Sensibilité d'un alliage FeCrMnNi à la fragilisation par l'eutectique plomb-bismuth liquide
Résumé
Les réacteurs rapides refroidis au plomb liquide (LFR) et les ADS (accelerator driven system) utilisent du plomb liquide ou l'eutectique plomb-bismuth (ePbBi) comme fluide caloriporteur. L'un des principaux défis dans le développement de tels réacteurs est de trouver des matériaux de structure adaptés, en termes de tenue à l’irradiation et aux températures élevées mais également pour leur comportement en présence de métal liquide. En effet, la présence de métal liquide peut provoquer des phénomènes de corrosion ou des modifications de comportements et de propriétés mécaniques. Un phénomène récurrent concernant les alliages métalliques ductiles est leur possible rupture prématurée au contact d’un métal liquide, phénomène appelé Fragilisation par les Métaux Liquides (FML). Dans le cadre du développement des ADS et des LFR, différentes études ont analysé le comportement des aciers au contact du Pb ou de l’ePbBi liquide à des températures entre 250 et 550 °C. Les résultats montrent que les aciers martensitiques et ferritiques présentent une sensibilité à la FML pour des températures comprises entre 250 et 450 °C. Les aciers austénitiques à structure cubique à faces centrées (CFC), tels les aciers 316L et 15-15Ti ne présentent qu'une légère FML à des températures plus élevées (supérieures à 450°C) du fait de leur ductilité élevée. Cette FML est associée à des phénomènes de corrosion. En effet, les aciers austénitiques sont très sensibles à la corrosion par le Pb et l’ePbBi liquide, notamment à cause de la dissolution sélective du Ni. Les alliages à haute entropie ou les alliages de composition complexe à structure CFC sont apparus comme une piste pertinente pour limiter la sensibilité à la FML par leur ductilité due à leur structure cristallographique et leur résistance à la corrosion, notamment via la dissolution plus lente en raison de coefficients de diffusion moins importants qu’au sein des aciers.

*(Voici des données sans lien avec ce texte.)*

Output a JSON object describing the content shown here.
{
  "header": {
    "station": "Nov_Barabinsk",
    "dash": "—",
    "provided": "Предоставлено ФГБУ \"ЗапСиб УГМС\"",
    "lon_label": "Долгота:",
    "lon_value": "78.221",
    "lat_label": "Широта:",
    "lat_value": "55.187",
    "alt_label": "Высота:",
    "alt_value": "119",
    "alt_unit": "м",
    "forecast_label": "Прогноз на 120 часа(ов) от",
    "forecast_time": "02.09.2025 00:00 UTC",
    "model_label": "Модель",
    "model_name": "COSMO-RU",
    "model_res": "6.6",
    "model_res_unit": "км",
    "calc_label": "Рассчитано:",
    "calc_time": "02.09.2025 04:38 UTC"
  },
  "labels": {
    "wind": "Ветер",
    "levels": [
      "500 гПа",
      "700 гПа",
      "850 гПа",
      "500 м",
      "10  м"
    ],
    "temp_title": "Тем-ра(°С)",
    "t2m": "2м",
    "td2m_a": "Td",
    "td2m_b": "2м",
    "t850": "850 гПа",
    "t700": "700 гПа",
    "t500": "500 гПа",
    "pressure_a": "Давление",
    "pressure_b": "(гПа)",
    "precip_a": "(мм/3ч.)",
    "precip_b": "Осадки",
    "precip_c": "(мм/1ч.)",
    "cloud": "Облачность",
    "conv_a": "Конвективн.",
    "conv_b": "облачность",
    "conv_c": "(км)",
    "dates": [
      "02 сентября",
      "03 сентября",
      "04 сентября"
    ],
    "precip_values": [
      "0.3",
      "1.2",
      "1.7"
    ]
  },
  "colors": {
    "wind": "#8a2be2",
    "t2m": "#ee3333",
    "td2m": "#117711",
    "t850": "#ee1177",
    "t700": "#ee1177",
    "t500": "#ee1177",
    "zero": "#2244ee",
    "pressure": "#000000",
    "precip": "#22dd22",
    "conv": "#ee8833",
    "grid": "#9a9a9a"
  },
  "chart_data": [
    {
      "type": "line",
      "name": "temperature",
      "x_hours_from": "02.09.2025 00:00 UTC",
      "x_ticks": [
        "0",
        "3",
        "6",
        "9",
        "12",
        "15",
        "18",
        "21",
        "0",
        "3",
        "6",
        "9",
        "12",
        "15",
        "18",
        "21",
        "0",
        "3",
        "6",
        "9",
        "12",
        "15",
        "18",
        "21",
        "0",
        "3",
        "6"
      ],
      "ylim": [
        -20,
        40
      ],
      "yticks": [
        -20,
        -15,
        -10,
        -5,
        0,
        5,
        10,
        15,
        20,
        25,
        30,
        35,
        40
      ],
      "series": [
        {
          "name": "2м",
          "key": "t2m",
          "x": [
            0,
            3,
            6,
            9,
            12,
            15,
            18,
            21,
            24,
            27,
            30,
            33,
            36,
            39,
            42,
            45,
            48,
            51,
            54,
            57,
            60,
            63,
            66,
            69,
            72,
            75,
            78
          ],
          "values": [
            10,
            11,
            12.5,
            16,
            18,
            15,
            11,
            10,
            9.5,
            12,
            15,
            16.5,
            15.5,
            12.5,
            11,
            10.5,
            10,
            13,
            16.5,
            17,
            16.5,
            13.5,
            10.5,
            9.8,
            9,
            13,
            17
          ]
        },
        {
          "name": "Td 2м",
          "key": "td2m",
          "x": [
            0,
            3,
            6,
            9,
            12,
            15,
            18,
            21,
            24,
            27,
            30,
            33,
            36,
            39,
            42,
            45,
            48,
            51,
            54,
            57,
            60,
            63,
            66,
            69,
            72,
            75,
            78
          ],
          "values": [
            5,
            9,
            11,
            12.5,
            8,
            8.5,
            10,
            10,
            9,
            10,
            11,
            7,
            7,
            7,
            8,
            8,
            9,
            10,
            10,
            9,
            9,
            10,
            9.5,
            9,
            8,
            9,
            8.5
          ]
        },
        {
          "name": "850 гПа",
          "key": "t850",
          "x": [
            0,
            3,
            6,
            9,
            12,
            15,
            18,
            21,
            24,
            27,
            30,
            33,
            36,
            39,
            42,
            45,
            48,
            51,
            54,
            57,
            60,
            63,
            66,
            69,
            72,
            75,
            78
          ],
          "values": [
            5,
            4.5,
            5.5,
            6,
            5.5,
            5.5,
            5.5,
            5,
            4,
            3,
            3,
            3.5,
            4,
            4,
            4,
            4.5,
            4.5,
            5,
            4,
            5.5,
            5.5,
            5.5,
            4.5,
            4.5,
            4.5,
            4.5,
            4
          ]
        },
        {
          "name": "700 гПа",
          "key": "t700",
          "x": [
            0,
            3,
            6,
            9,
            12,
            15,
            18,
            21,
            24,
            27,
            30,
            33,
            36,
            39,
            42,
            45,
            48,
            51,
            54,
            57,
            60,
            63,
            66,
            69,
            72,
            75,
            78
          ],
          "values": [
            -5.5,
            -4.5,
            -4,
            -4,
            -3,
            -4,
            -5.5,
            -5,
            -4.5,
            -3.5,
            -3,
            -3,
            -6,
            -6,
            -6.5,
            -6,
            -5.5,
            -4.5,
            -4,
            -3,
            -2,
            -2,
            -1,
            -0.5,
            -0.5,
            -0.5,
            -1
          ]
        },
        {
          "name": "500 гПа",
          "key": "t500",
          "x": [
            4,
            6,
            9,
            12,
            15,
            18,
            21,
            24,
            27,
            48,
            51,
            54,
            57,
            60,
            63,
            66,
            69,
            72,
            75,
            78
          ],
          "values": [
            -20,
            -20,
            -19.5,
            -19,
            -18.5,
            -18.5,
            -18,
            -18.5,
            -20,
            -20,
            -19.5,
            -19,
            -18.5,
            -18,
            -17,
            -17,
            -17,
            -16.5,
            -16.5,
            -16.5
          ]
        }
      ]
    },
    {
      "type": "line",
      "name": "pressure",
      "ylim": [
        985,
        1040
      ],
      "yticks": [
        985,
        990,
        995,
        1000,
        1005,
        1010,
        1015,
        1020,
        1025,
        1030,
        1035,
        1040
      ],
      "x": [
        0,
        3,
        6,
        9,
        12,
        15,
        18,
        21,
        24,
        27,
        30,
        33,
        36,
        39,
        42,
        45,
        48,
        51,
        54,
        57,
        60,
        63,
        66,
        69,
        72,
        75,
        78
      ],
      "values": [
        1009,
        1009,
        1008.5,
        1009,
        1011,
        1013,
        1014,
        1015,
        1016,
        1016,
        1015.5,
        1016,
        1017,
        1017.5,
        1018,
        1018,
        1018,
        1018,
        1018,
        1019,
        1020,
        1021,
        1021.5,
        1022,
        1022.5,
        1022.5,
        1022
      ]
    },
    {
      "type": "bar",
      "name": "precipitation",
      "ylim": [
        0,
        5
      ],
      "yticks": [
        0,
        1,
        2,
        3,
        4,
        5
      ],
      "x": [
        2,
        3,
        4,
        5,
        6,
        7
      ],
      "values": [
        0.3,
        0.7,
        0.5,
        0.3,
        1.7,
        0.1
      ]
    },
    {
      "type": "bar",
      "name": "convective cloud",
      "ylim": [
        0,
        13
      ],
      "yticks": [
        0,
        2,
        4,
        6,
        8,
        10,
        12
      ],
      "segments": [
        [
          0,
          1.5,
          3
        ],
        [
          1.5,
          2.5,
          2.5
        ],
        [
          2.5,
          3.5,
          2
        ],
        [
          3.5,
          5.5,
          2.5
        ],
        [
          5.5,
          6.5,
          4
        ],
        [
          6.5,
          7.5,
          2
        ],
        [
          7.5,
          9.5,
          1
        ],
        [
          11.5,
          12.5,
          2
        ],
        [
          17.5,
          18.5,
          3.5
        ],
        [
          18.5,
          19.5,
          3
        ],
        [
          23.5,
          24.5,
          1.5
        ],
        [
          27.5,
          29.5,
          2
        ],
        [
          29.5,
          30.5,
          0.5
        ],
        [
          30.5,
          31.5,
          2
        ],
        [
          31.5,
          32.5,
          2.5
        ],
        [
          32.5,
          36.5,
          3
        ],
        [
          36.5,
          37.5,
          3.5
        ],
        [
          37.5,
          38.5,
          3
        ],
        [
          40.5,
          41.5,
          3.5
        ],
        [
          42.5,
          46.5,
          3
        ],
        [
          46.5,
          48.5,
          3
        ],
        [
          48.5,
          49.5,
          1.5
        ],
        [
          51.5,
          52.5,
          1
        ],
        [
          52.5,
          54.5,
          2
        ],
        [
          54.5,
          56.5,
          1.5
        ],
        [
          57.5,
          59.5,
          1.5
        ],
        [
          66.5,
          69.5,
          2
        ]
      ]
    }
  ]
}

Dans cette communication, le comportement mécanique en présence de l’ePbBi de l'alliage HEA CFC FeCr15Mn17Ni22 at.% est présenté. Des essais de traction à l'air et dans l’ePbBi liquide saturé en oxygène à 300°C, 400°C et 500°C ont été réalisés à une vitesse de déformation de 5 × 10^(-5) s^(-1). Après essais, les faciès de rupture et les sections transversales des éprouvettes fracturés ont été observées par MEB (Microscopie Electronique à Balayage) et MEB-EDX (Microanalyse par Energie Dispersive de rayons X) pour analyser les effets de l’ePbBi sur le mode de fracture, la microstructure et la fissuration. De plus, le MEB-EBSD (diffraction des électrons rétrodiffusés) a permis d'analyser les phases présentes dans le matériau avant et après les essais ainsi que de déterminer le chemin de fissuration. Le matériau présente à l’air un comportement et une rupture ductile. Il présente une sensibilité à la FML à toutes les températures étudiées. Un faciès de rupture intergranulaire fragile a été observé à 400°C et 500°C et un mode de rupture mixte à 300°C (rupture fragile avec une petite zone de rupture ductile avec la présence des cupules). La présence de particules de Fe-Cr dans les fissures après essais effectués en présence de métal liquide semble indiquer une perte locale de Mn et Ni. Une approche de modélisation basée sur des calculs thermodynamiques a été menée pour expliquer ce cas de FML à haute température avec rupture aux joints de grains et perte de Mn et Ni.